Her resulting smile will be seen all across the area as the Capital Pride Guides are distributed over Memorial Day Weekend – a week earlier than years past – wherever issues of Metro Weekly are distributed, as well as other spots particularly known for LGBT foot traffic, including 17th Street, next to JR.’s. But not every issue will feature Hawkins, as earlier distribution isn’t the only change for 2011. This year, there are four different covers, which together constitute a single, panoramic shot.

”It’s the 13th Capital Pride Guide produced by Metro Weekly staff and affiliates,” says Sean Bugg, co-publisher of Metro Weekly and editorial director of Jansi, the LGBT magazine’s parent company. He also uses ”daunting” in describing the request from Capital Pride organizers to advance publication by a week, paired with his co-publisher Randy Shulman’s idea to shoot four separate covers. ”Randy always comes up with wild ideas.”

Whatever the challenges, however, there was some fun behind the scenes.

”We were all laughing — we were at Town and the music was playing,” says Brent Minor, well known in the community for heading Team DC, explaining that the upstairs space offered by the popular nightspot helped set a jovial mood for the Saturday afternoon, May 14, photo shoot.

Cover model Albert Ting, an international trade specialist and a keyboardist for the local band The Camels That Ride, agrees.
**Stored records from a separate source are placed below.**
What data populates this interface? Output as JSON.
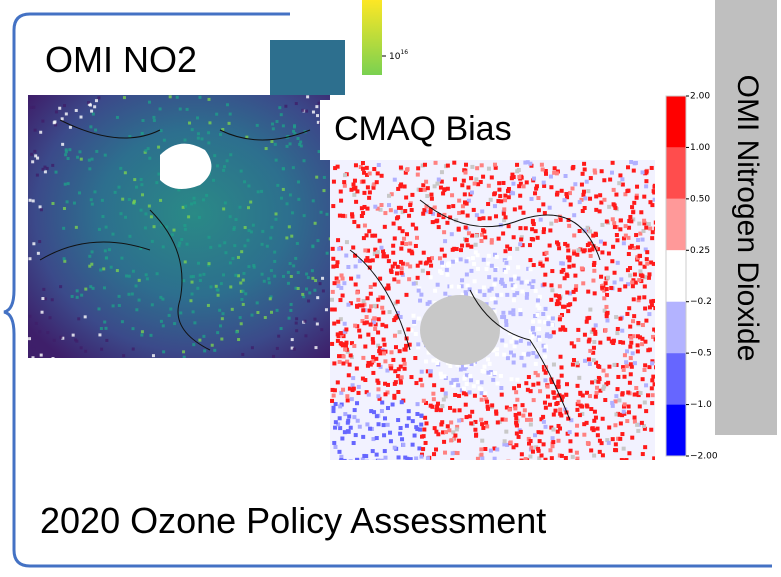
{
  "panels": [
    {
      "title": "OMI NO2",
      "colorbar": {
        "tick": {
          "base": "10",
          "exponent": "16"
        }
      }
    },
    {
      "title": "CMAQ Bias",
      "colorbar": {
        "ticks": [
          "2.00",
          "1.00",
          "0.50",
          "0.25",
          "−0.2",
          "−0.5",
          "−1.0",
          "−2.00"
        ]
      }
    }
  ],
  "side_label": "OMI Nitrogen Dioxide",
  "footer": "2020 Ozone Policy Assessment"
}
”It was really fun,” he says. ”I got to meet a lot of new friends in the LGBT community, and got to party it up in front of the cameras.”
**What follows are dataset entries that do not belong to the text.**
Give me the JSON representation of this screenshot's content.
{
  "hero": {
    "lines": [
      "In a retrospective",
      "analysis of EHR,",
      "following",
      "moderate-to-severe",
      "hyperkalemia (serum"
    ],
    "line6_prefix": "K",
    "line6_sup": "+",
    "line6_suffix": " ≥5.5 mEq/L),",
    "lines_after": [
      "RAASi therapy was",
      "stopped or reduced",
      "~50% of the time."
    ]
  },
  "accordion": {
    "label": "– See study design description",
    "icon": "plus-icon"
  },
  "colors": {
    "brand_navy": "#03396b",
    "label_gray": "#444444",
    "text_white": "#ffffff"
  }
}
Before seeing the final product, Michael Lutz, president of Capital Pride, is already pleased with the project.

”Using four covers allows us to show the depth and breadth of our community,” he says. ”I think it goes to show that there doesn’t need to be anything orthodox about it, that we can continue to change and shake things up and be innovative. I can’t wait to go out and collect all four.”
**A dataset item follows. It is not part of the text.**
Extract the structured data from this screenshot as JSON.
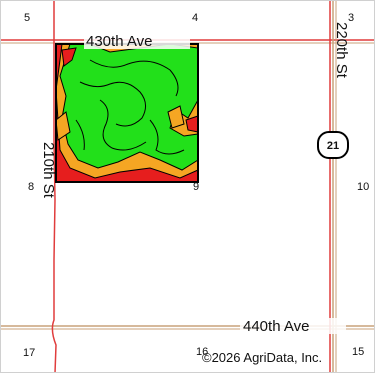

While agreeing that the four-cover approach helps to better celebrate the diversity of LGBT locals – ”We have a really broad community” – Bugg suggests it’s the beaming expressions on the faces of those gracing the cover that may deliver the most powerful message.

”We wanted to capture the joy and friendships behind Capital Pride,” he says. ”That’s what it should always be about. It’s not about the symbols of Pride, but the actual people those symbols are supposed to represent. Seeing ‘LGBT’ actually represented with happy and joyous human faces is the best part of it.”

The 2011 Capital Pride Guide is available for free wherever you pick up Metro Weekly, in all Metro Weekly street boxes, and in a massive stack next to JR.’s, 1519 17th St. NW. The guide will also be available at the Capital Pride Festival on Sunday, June 12.